À la Mairie de Triel-sur-Seine, on a mis en place un formulaire en ligne au mois de novembre dernier, faisant état d’« odeurs nauséabondes constatées à Triel et dans les villes alentours », et ce « malgré les démarches amiables effectuées par la Ville auprès des acteurs concernés ». Ce questionnaire a notamment permis de recenser les nuisances et les désagréments rencontrés par les Trielloises et Triellois afin « ­d’engager une procédure administrative ».

Un compte-rendu de la visite du collectif au sein du centre INOE a donc été transmise à la DRIEAT qui, après avoir analysé le dossier et organisé une « visite surprise » sur le site début décembre, a rendu son verdict : une « mise en demeure » a été signifiée à INOE pour demander la mise en place d’un dispositif permettant de limiter la propagation des odeurs, et pour qu’une étude sur les rejets de poussières soit réalisée. « Pour la première fois, les préoccupations des riverains sont prises en compte par les autorités grâce à l’action de notre collectif, et surtout grâce à la tenue de notre registre des signalements qui constitue une preuve solide des nuisances que nous subissons », se ­satisfait Luc.

Cependant, il n’y a pas encore de quoi crier victoire pour le fondateur du collectif, qui s’interroge toujours sur « les conditions dans lesquelles seront réalisés les dispositifs et études », et si cette mise en demeure ne risque pas « d’inciter INOE à jouer la montre sans vraiment chercher à trouver des solutions rapides et efficaces ».

Dans tous les cas, INOE ne s’éternisera pas sur son site vernolitain.
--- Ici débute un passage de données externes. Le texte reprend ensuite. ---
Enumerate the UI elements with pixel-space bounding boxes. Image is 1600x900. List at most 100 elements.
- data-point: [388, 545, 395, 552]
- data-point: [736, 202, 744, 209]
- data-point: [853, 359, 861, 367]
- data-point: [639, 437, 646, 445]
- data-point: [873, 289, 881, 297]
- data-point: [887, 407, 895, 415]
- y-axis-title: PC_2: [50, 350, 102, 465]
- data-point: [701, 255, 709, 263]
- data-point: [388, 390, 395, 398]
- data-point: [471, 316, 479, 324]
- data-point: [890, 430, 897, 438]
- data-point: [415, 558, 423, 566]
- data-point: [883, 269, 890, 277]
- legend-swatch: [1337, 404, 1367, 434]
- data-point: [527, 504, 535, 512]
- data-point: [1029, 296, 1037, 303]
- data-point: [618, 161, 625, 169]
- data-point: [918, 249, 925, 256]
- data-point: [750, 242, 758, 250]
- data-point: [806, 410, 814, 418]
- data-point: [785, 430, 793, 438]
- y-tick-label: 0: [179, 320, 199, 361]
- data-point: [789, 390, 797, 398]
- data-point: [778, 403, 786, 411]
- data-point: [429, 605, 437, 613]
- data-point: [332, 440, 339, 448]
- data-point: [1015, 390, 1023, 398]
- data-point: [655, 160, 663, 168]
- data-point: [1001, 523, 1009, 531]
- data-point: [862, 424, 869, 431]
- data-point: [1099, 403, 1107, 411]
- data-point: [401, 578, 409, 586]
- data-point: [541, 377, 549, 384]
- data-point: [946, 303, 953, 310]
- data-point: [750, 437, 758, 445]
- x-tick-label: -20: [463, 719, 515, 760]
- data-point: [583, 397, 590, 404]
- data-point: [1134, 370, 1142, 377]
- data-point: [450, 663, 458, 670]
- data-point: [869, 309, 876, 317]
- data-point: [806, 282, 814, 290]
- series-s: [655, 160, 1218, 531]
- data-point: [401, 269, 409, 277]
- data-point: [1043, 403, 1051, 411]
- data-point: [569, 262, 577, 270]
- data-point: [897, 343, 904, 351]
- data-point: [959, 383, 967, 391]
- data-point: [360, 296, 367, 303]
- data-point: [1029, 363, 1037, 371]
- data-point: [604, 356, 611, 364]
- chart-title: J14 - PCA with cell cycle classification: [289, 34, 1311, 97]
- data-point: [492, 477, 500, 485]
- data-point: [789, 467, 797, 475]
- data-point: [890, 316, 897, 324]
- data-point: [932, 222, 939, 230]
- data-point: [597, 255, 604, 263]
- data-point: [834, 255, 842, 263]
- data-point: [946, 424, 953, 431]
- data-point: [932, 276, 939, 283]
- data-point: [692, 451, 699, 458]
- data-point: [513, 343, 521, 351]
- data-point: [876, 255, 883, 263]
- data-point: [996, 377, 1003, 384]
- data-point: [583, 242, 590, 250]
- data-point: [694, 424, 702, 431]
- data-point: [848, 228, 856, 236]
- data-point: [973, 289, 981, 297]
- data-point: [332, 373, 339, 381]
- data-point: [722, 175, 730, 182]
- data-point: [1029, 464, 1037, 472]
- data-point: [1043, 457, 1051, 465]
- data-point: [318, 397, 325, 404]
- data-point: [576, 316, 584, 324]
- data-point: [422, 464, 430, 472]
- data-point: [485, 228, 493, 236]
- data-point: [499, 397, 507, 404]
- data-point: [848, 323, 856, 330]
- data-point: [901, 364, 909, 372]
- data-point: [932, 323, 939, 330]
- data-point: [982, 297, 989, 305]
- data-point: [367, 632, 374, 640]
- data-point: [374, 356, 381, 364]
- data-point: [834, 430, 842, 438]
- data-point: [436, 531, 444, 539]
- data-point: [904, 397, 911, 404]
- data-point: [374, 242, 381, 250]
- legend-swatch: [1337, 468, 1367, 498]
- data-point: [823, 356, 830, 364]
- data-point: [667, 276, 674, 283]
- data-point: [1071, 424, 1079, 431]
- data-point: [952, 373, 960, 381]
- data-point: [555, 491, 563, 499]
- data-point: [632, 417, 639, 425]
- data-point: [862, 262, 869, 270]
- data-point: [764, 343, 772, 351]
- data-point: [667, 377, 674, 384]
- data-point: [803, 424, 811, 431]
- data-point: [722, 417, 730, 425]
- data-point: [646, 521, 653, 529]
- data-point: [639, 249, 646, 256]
Si les membres de Respire78 doutent de la promesse du directeur, qui leur a annoncé que la société fera ses bagages « d’ici un an et demi », la Mairie maintient que le terrain qui accueille le centre doit être revalorisé dans le cadre du projet Grosse Pierre. « L’État et GPSEO travaillent ardemment avec la société pour accompagner le déménagement de cette plate-forme sur un espace plus approprié », assure la Ville. L’objectif d’INOE serait d’ailleurs de développer un pôle d’excellence autour de la filière bois. Encore faut-il que des habitations ne se situent pas à proximité.

Contactée, la société INOE n’a pas souhaité apporter de ­commentaires.